Bike on bike trail

Three years ago I started bicycling to work.

It was a gradual thing. It took extra planning to ride--there were issues with clothing, issues with carrying stuff on the bike. I'd usually only ride if I thought of it the night before and the weather forecast looked good.

Wanting the exercise was what got me started. It takes me about 25 minutes to bicycle from my apartment to the office, versus 15 minutes to drive. So, an extra 20 minutes spent commuting gets me 50 minutes of aerobic exercise.

There are other ways to get exercise, though, and the bicycling wouldn't have persisted if it hadn't had other things going for it:

  • It bookends the work day psychologically. The ride in to work gets me warmed up and ready to be productive. The time, motion, and effort of the ride home helps me unwind and leave the office behind.
  • It's frugal. You can get a perfectly good bike from a bike store for just a few hundred dollars, and a few tens of dollars a year will keep it in tip-top shape essentially forever. (That's if you pay a bike store to do the maintenance. If you know about bikes and are handy with tools, you can probably cut both those amounts by an order of magnitude by finding a bike at a garage sale and fixing it up yourself.)
  • It's gentle on the planet. I've read that there is no more efficient form of transportation than a bicycle. I've never done the math myself, so I can't swear that it beats using a mule to haul a barge down a canal, but that and sailing ships are the only possible contenders.
  • It lets me get my smug on. Actually, a tendency to be smug about stuff like this is a character flaw of mine. I try to resist. But when gasoline prices spiked up in the summer of 2005, I'd ride past gas stations and look at those poor schlubs pumping $3 gas into their SUVs and be enormously reinforced in thinking that bicycling was unquestionably the way to go.

That smugness had another result, though. As the summer of 2005 drew to a close, and I realized that I was about to go back to being one of those poor schlubs (albeit pumping $3 gas into a Honda Civic and not an SUV), I couldn't quite bring myself to do it. On the other hand, I also couldn't quite bring myself to ride my bike in the winter's cold and dark. I ended up riding the bus in the winter. That turned out to work really well. I'd had no idea the local mass transit district was as good as it is. (I'll have more to say about this in the future. Our local transit district is doing really cool stuff with technology.)

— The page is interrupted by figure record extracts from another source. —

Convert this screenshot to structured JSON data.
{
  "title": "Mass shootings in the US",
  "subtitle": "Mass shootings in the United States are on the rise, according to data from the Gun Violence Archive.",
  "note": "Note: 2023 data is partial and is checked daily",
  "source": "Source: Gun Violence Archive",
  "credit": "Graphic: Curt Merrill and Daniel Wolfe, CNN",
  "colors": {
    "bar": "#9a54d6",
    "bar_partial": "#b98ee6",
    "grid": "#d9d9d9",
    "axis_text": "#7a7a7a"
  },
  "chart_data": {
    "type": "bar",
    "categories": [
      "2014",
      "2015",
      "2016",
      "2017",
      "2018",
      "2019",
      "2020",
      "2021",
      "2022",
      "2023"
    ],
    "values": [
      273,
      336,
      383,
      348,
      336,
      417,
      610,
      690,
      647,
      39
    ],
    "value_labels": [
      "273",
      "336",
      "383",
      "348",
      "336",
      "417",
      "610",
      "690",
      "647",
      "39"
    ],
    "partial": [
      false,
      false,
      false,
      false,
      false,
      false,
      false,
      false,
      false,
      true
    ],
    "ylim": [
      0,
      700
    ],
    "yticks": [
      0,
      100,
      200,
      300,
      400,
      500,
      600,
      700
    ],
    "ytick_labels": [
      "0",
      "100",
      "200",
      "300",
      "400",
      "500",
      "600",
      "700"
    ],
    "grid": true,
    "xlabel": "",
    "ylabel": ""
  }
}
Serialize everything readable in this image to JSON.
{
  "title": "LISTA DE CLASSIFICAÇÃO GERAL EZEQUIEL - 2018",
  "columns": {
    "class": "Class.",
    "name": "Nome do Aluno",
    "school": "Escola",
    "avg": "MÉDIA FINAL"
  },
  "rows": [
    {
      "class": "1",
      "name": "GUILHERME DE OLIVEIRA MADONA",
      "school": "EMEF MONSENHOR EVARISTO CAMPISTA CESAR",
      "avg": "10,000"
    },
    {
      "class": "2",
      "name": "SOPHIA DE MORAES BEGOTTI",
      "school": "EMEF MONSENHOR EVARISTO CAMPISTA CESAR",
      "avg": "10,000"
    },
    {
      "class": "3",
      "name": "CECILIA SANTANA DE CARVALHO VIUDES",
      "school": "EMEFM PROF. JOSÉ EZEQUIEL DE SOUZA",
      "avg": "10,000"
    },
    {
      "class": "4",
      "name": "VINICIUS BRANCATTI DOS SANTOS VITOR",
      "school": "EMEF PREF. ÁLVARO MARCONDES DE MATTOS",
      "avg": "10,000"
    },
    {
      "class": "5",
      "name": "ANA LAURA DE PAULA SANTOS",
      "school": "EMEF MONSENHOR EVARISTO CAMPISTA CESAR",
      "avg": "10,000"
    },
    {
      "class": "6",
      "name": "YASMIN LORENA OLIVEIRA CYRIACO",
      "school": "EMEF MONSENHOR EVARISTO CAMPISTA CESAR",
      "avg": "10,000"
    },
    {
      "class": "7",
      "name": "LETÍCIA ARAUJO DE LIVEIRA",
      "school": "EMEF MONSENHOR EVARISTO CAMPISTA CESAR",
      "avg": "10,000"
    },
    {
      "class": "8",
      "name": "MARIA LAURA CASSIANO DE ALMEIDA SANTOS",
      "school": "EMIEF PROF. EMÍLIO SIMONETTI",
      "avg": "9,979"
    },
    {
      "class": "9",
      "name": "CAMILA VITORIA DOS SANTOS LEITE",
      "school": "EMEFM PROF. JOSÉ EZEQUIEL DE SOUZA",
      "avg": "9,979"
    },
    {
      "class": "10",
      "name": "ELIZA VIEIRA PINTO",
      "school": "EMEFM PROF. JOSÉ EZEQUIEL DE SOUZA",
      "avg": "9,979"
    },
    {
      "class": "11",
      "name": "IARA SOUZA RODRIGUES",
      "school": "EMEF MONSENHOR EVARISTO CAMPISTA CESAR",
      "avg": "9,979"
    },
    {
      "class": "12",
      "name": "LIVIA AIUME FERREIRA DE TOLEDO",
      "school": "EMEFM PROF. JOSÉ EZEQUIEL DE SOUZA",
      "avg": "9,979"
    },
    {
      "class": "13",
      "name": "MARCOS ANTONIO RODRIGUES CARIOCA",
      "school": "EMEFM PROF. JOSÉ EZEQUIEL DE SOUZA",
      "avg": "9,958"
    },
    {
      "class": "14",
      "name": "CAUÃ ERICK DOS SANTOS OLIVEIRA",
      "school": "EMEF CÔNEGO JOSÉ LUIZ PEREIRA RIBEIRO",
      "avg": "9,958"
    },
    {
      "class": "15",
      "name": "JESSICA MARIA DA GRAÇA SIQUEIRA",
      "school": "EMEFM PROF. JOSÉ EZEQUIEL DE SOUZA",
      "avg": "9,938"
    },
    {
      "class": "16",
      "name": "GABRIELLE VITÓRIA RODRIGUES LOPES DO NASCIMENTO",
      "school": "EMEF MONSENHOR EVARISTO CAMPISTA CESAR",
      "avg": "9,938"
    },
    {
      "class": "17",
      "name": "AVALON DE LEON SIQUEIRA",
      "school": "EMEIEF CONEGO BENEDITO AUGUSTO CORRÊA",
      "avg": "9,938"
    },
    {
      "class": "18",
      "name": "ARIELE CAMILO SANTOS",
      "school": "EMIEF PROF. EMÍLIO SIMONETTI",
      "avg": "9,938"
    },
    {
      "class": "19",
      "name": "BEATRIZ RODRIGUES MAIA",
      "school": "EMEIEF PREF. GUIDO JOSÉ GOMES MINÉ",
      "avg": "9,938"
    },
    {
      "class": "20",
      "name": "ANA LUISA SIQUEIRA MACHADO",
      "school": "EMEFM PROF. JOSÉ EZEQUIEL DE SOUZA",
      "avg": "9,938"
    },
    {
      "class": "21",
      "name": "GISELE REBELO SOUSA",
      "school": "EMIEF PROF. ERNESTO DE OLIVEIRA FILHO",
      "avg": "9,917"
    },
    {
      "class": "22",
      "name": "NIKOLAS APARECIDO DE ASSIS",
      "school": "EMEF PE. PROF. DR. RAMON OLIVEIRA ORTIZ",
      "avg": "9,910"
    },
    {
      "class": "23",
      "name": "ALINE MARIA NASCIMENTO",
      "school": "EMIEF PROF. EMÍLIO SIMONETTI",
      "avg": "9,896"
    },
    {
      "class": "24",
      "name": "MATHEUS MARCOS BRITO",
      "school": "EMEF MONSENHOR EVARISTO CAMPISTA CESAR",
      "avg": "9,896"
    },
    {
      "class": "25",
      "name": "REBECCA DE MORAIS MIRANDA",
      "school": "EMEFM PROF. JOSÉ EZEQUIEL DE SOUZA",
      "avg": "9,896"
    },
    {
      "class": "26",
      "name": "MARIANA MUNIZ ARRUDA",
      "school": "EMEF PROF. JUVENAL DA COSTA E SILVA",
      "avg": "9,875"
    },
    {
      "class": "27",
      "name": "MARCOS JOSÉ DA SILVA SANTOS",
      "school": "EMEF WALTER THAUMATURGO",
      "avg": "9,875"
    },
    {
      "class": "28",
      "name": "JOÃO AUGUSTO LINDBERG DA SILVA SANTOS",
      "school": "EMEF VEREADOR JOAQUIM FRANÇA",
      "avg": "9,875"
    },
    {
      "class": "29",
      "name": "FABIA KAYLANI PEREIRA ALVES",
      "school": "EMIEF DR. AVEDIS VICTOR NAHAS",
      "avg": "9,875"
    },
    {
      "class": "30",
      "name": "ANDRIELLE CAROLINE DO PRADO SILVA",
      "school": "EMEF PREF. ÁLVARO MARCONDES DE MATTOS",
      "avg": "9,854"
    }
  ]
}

My wife and I still have our car, and we use it when that's the handiest thing to do (which turns out not to be very often). The bus is handy for a lot of trips. Walking is the obvious choice when we just need to go somewhere and do something. But bicycling is always my first choice: it's faster, easier, more efficient, and more fun.

And that last is really the key. All those other reasons--the exercise and frugality and stuff--they're all true, but even the smugness wouldn't have kept me riding day in and day out. The reason I bicycle is because it's fun.